At around the same time I started the above, I got a Sanderson comic from Netgalley, that I read a lot faster. Here is my review from 2016:

White Sand, Volume 1 (White Sand, #1)
by Brandon Sanderson,  Rik Hoskin,  Julius Gopez (Illustrations) 

Rating: 4 out of 5.

The artwork is disappointingly grainy and blurred, which does not make it very enjoyable to read. I had a look at a preview on Amazon, where it was better. So I am guessing it is not the fault of the comic as such, but rather of NetGalley offering a not very good ARC.

The story is intricate, there is a lot of world building, explaining and introducing of various characters and settings. So it’s pretty complex for a comic/graphic novel. If that is your kind of thing and you are a fantasy fan, this is a pretty great offering. If you are a Sanderson fan, you will probbaly end up missing the detail and depth of his writing.

Later chapters alternate between different POVs, which makes it pretty lively and a little confusing at times. I had a hard time to take the main character Kenton seriously though. I was not sold on the petulant teenager morphing into a responsible adult.

But the story definitely has a lot of potential. And if the artwork in the published comic has a better resolution, it should be very nice.


So, got another comic from Netgalley, currently reading:

Dark One
by Brandon Sanderson,  Jackson Lanzing,  Collin Kelly,  Nathan C. Gooden (Contributor),  Kurt Michael Russell (Contributor) 

PROLOGUE & THE UNSAFE BOY

So far not much of an idea what this is about.
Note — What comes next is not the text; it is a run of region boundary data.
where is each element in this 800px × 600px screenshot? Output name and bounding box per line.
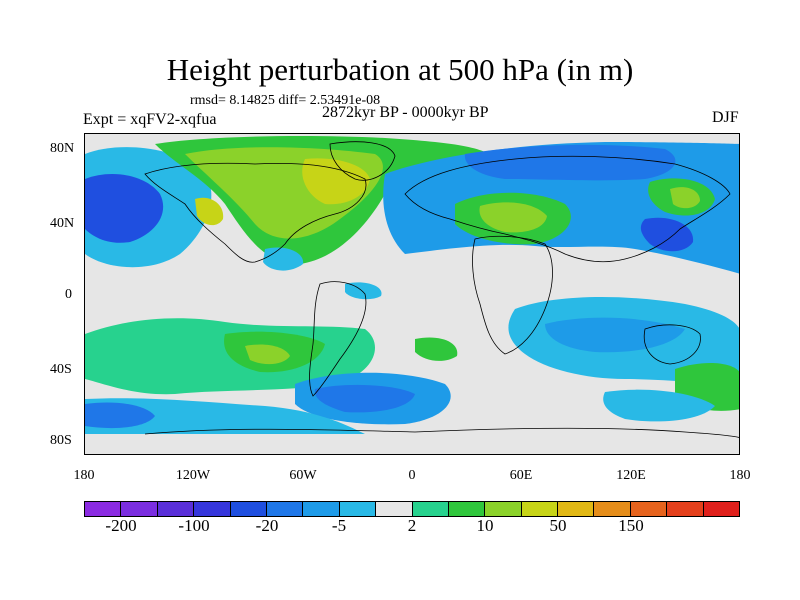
colorbar-label: -100 (178, 516, 210, 535)
colorbar-swatch (558, 502, 595, 516)
colorbar-swatch (85, 502, 122, 516)
lat-tick-80n: 80N (50, 141, 75, 156)
strong-negative-south-indian (545, 317, 685, 353)
positive-region-south-atlantic-east (415, 337, 458, 361)
peak-positive-south-america (245, 344, 290, 365)
colorbar-swatch (376, 502, 413, 516)
lon-tick-0: 0 (408, 468, 416, 483)
peak-positive-pacific-nw (195, 197, 224, 226)
strong-negative-southern-pacific (85, 402, 155, 429)
lon-tick-60w: 60W (289, 468, 317, 483)
figure-title: Height perturbation at 500 hPa (in m) (166, 52, 634, 87)
period-label: 2872kyr BP - 0000kyr BP (322, 104, 489, 121)
colorbar (84, 501, 740, 517)
colorbar-swatch (303, 502, 340, 516)
season-label: DJF (712, 109, 739, 126)
coastline-australia (643, 324, 701, 365)
colorbar-swatch (485, 502, 522, 516)
coastlines (144, 141, 739, 438)
colorbar-label: 50 (549, 516, 567, 535)
strong-negative-siberia (464, 144, 676, 181)
peak-positive-canada (302, 158, 370, 205)
lat-tick-40s: 40S (50, 362, 72, 377)
colorbar-label: 2 (407, 516, 417, 535)
negative-region-southern-ocean (85, 398, 365, 434)
negative-region-antarctic-indian (603, 389, 715, 422)
strong-negative-south-atlantic (314, 384, 415, 413)
coastline-south-america (309, 281, 367, 397)
lon-tick-120e: 120E (616, 468, 646, 483)
negative-region-caribbean (345, 282, 382, 300)
colorbar-swatch (594, 502, 631, 516)
colorbar-label: -20 (255, 516, 279, 535)
colorbar-label: -200 (105, 516, 137, 535)
colorbar-swatch (630, 502, 668, 516)
coastline-antarctica (144, 427, 739, 438)
colorbar-swatch (230, 502, 267, 516)
colorbar-label: 150 (618, 516, 644, 535)
height-perturbation-map (85, 134, 739, 454)
map-panel (84, 133, 740, 455)
coastline-africa (472, 235, 553, 355)
strong-positive-kamchatka (670, 187, 700, 209)
colorbar-swatch (521, 502, 559, 516)
lat-tick-80s: 80S (50, 433, 72, 448)
strong-negative-north-pacific (85, 174, 164, 243)
lon-tick-180-west: 180 (73, 468, 95, 483)
colorbar-label: 10 (476, 516, 494, 535)
lon-tick-180-east: 180 (729, 468, 751, 483)
colorbar-swatch (703, 502, 740, 516)
colorbar-swatch (157, 502, 195, 516)
colorbar-swatch (121, 502, 158, 516)
colorbar-swatch (412, 502, 449, 516)
coastline-north-america (144, 162, 367, 263)
experiment-label: Expt = xqFV2-xqfua (83, 111, 217, 128)
colorbar-label: -5 (331, 516, 347, 535)
lat-tick-40n: 40N (50, 216, 75, 231)
lat-tick-0: 0 (65, 287, 72, 302)
lon-tick-120w: 120W (175, 468, 211, 483)
colorbar-swatch (339, 502, 377, 516)
negative-region-japan (640, 217, 694, 252)
lon-tick-60e: 60E (509, 468, 533, 483)
coastline-greenland (329, 141, 396, 181)
colorbar-swatch (448, 502, 486, 516)
colorbar-swatch (266, 502, 304, 516)
statistics-label: rmsd= 8.14825 diff= 2.53491e-08 (190, 93, 381, 108)
coastline-eurasia (404, 155, 731, 263)
strong-positive-europe (479, 202, 547, 233)
colorbar-swatch (667, 502, 704, 516)
colorbar-swatch (194, 502, 231, 516)
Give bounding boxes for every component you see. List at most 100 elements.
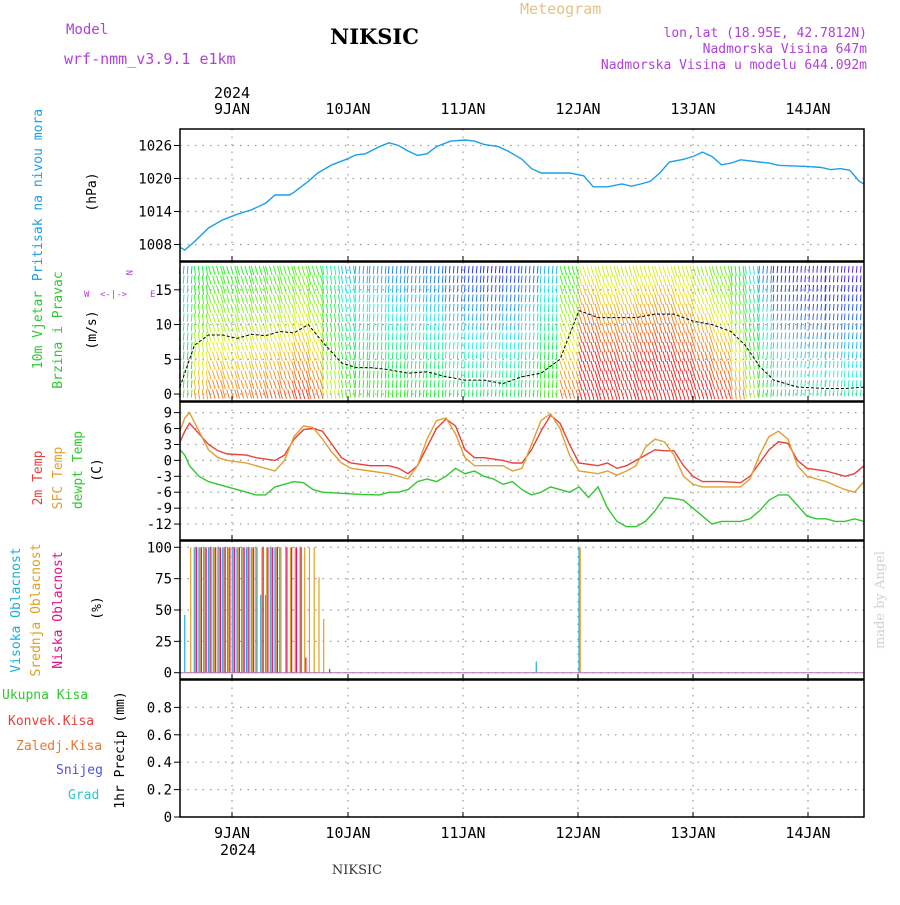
wind-barb <box>528 351 531 360</box>
wind-barb <box>704 313 709 324</box>
wind-barb <box>812 265 814 273</box>
wind-barb <box>776 370 779 378</box>
wind-barb <box>330 265 333 276</box>
wind-barb <box>658 313 663 324</box>
wind-barb <box>254 389 259 399</box>
wind-barb <box>349 351 352 360</box>
wind-barb <box>628 294 633 305</box>
wind-barb <box>437 284 440 293</box>
wind-barb <box>226 265 230 276</box>
wind-barb <box>291 294 295 304</box>
wind-barb <box>651 313 656 324</box>
wind-barb <box>543 351 546 360</box>
wind-barb <box>315 303 320 314</box>
wind-barb <box>437 275 440 284</box>
wind-barb <box>226 332 230 342</box>
wind-barb <box>452 332 455 340</box>
wind-barb <box>452 303 455 312</box>
wind-barb <box>571 351 576 361</box>
wind-barb <box>345 265 348 275</box>
wind-barb <box>208 360 212 371</box>
wind-barb <box>186 341 189 351</box>
wind-barb <box>208 389 212 399</box>
wind-barb <box>578 284 583 296</box>
wind-barb <box>366 265 369 275</box>
wind-barb <box>601 351 606 362</box>
wind-barb <box>244 303 249 314</box>
wind-barb <box>559 370 564 380</box>
wind-barb <box>425 275 428 284</box>
wind-barb <box>287 275 291 285</box>
wind-barb <box>311 275 316 285</box>
wind-barb <box>727 341 732 352</box>
wind-barb <box>532 351 535 360</box>
wind-barb <box>475 294 478 302</box>
wind-barb <box>571 379 576 390</box>
wind-barb <box>590 370 595 381</box>
wind-barb <box>567 360 572 371</box>
wind-barb <box>613 332 618 343</box>
wind-barb <box>658 351 663 362</box>
wind-barb <box>582 341 587 353</box>
wind-barb <box>490 341 493 350</box>
wind-barb <box>551 370 554 379</box>
wind-barb <box>362 389 365 398</box>
wind-barb <box>410 351 413 360</box>
wind-barb <box>788 360 791 369</box>
y-tick-label: 0 <box>164 810 172 826</box>
wind-barb <box>433 284 436 293</box>
wind-barb <box>208 370 212 380</box>
wind-barb <box>616 341 621 353</box>
wind-barb <box>847 294 850 302</box>
wind-barb <box>792 275 795 283</box>
wind-barb <box>471 360 474 369</box>
wind-barb <box>186 265 189 275</box>
wind-barb <box>792 322 795 331</box>
wind-barb <box>380 322 383 332</box>
wind-barb <box>597 294 602 305</box>
wind-barb <box>613 360 618 372</box>
y-tick-label: 25 <box>155 634 172 650</box>
wind-barb <box>353 360 356 370</box>
wind-barb <box>524 370 527 379</box>
wind-barb <box>366 351 369 360</box>
wind-barb <box>571 294 576 304</box>
wind-barb <box>800 275 802 283</box>
wind-barb <box>399 332 402 341</box>
wind-barb <box>766 389 768 398</box>
wind-barb <box>723 389 728 400</box>
wind-barb <box>620 341 625 353</box>
wind-barb <box>240 265 245 276</box>
wind-barb <box>197 351 201 362</box>
wind-barb <box>524 303 527 312</box>
wind-barb <box>738 313 741 324</box>
wind-barb <box>624 265 629 277</box>
wind-barb <box>353 275 356 284</box>
wind-barb <box>265 303 269 314</box>
wind-barb <box>509 294 512 302</box>
wind-barb <box>727 360 732 371</box>
wind-barb <box>372 265 375 275</box>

Fantasy prologue (city under siege) and now a present day setting (New York?) with a slightly dysfunctional teen who sees and talks to a ghost (his sister?) and has a lawyer mum, who is preparing to defend a serial killer.

Went back to the beginning and read the comic‘s jacket…

9-CEF4647-812-B-4-F90-AA71-C715-DFBD8677

Visions of a dark and fantastic world haunt Paul Tanasin, but when he discovers they are prophecies from Mirandus, a world in which he’s destined to become a fearsome destroyer, he’ll have to embrace the fear, rise up as the Dark One, and shatter everything.

from the back cover

More to come, as I make progress with this…

I received this free e-copy from the publisher/author via NetGalley, in exchange for an honest review, thank you!